Q&A with Google Classroom Expert Alice Keeler on the Future of Education

We learn what makes Keeler tick and what’s kept her glued to education throughout its turbulent technology transformation.

Education is in the midst of a tumultuous technological transformation. Staying on top of all of the industry changes can be a full-time job. Thankfully, there is an army of experts online sharing best practices and tips to any who spend the time to find them.

Educator Alice Keeler is one such expert for Google’s suite of apps, including the relatively new Google Classroom, the search engine giant’s answer to the modern-day learning management system (LMS). Keeler recently cowrote a book on the subject, 50 Things You Can Do With Google Classroom.

Keeler’s blog, Teacher Tech, provides educators with invaluable technology advice and how-tos they might not get from their school system. It was recently named one of EdTech’s 2015 "50 Must-Read K–12 IT Blogs."

Scott Mahler

“Google Classroom solves a lot of problems that made a blended classroom challenging,” says Alice Keeler, an educator, blogger and author.

EDTECH: How did you get started in this industry, and what's kept you in it?

KEELER:  I am a teacher. I have a degree in math and started teaching high school math in 1999. I did not want to be a teacher but was offered a job. Turns out I love it. I started blogging around 2007. I was the “techie teacher” on campus, always helping other teachers with how to do things. I would send out schoolwide emails with how-to tips when I was asked questions. I finally figured out it was more efficient to blog the answers to these questions. This gave everyone access to the answer, and when asked the question again, I could refer and link back to the blog post.

EDTECH: You've become a well-recognized Google Apps pro. What made you gravitate to Google's platform as an education solution?

KEELER: Google Apps is an amazing platform. I use it because it works. I do not use it because I am a "fanboy." I will gravitate to the tools that are efficient and help me teach and get my work done. I was a power user of Microsoft Office, and I would make a lot of Access databases. I cannot remember when I started switching over to Google, but the ability to post the documents online for my students to access has been a game changer.

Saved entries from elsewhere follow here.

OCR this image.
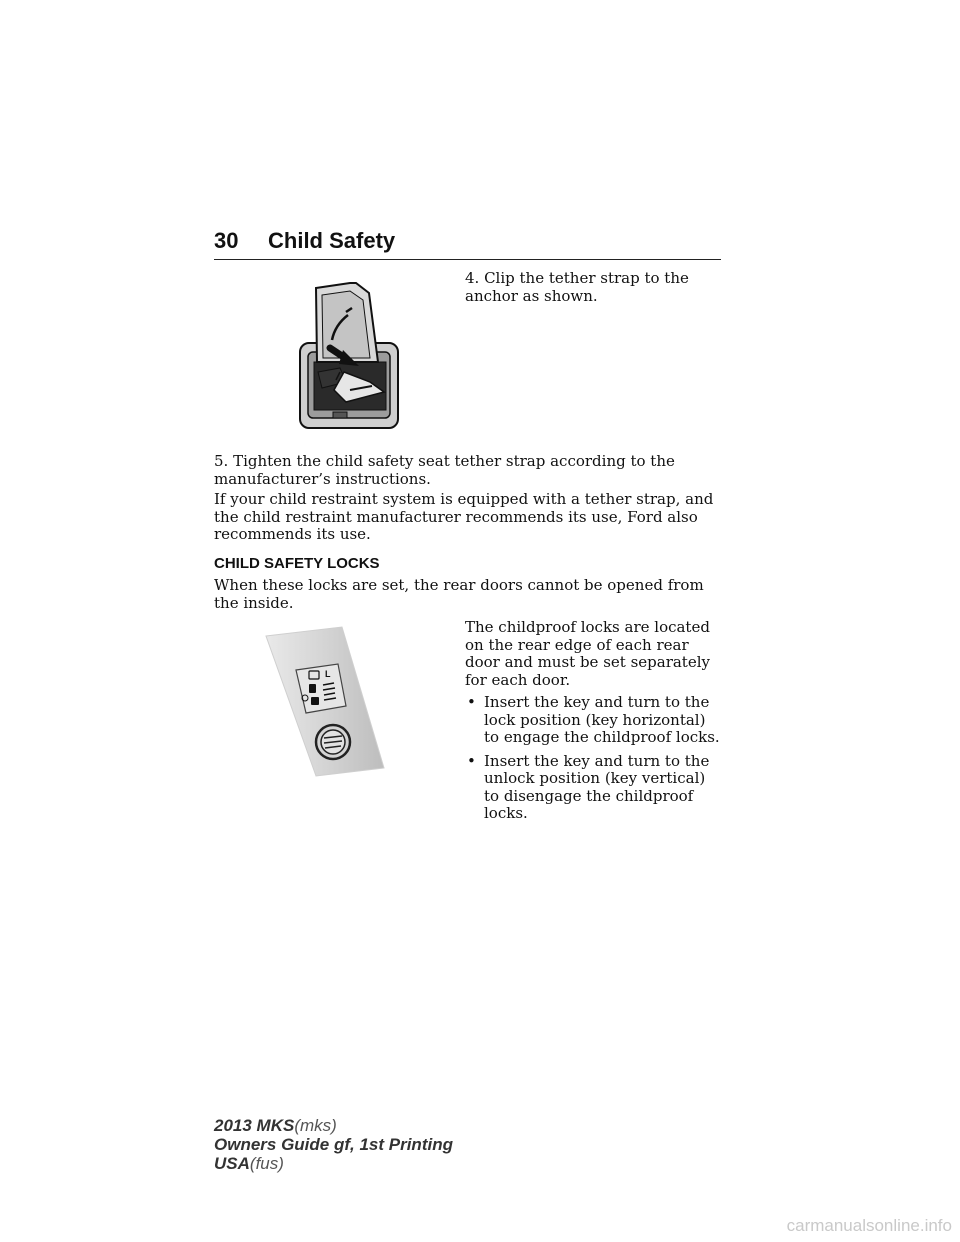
30 Child Safety
4. Clip the tether strap to the anchor as shown.
5. Tighten the child safety seat tether strap according to the manufacturer’s instructions.
If your child restraint system is equipped with a tether strap, and the child restraint manufacturer recommends its use, Ford also recommends its use.
CHILD SAFETY LOCKS
When these locks are set, the rear doors cannot be opened from the inside.
L
The childproof locks are located on the rear edge of each rear door and must be set separately for each door.
• Insert the key and turn to the lock position (key horizontal) to engage the childproof locks.
• Insert the key and turn to the unlock position (key vertical) to disengage the childproof locks.
2013 MKS(mks)
Owners Guide gf, 1st Printing
USA(fus)
carmanualsonline.info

EDTECH: Many of your posts feature tips for using Google's Apps for Education lineup. What are your thoughts on Classroom, now that it's had a full year under its belt?

KEELER: I actually just wrote a book on Google Classroom. 50 Things You Can Do With Google Classroom is now available on Amazon in print and on Kindle. Google Classroom makes it possible for teachers to have a blended classroom. It makes the process so much easier that teachers who were hesitant are now enthusiastically jumping in. Google Classroom solves a lot of problems that made a blended classroom challenging.

EDTECH: The past five years have seen classrooms evolve with some tremendous technological innovations. Do you foresee a similarly turbulent future in terms of technological progress?

KEELER: Absolutely! The growth of technological innovation is exponential. I predict that online education in particular will be practically unrecognizable in the future. Constantly we are seeing innovations that you could not even imagine. I do not see less of this happening. We are moving away from being a society of manufacturing to a society of creatives. Creativity and innovation are the new types of jobs our students will have. They will be doing things that are beyond the scope of my imagination. I am excited about it.

EDTECH: For education bloggers starting out, what's one writing tip you'd offer that you've seen readers respond to the most?

KEELER: Write, and write often. I got better by posting a lot. If you think it is helpful to you, then blog it. Get into a mentality of being someone who shares what they do. Do not worry about the quality of the post; that will get better over time. It is better to share than to wait until the post is perfect.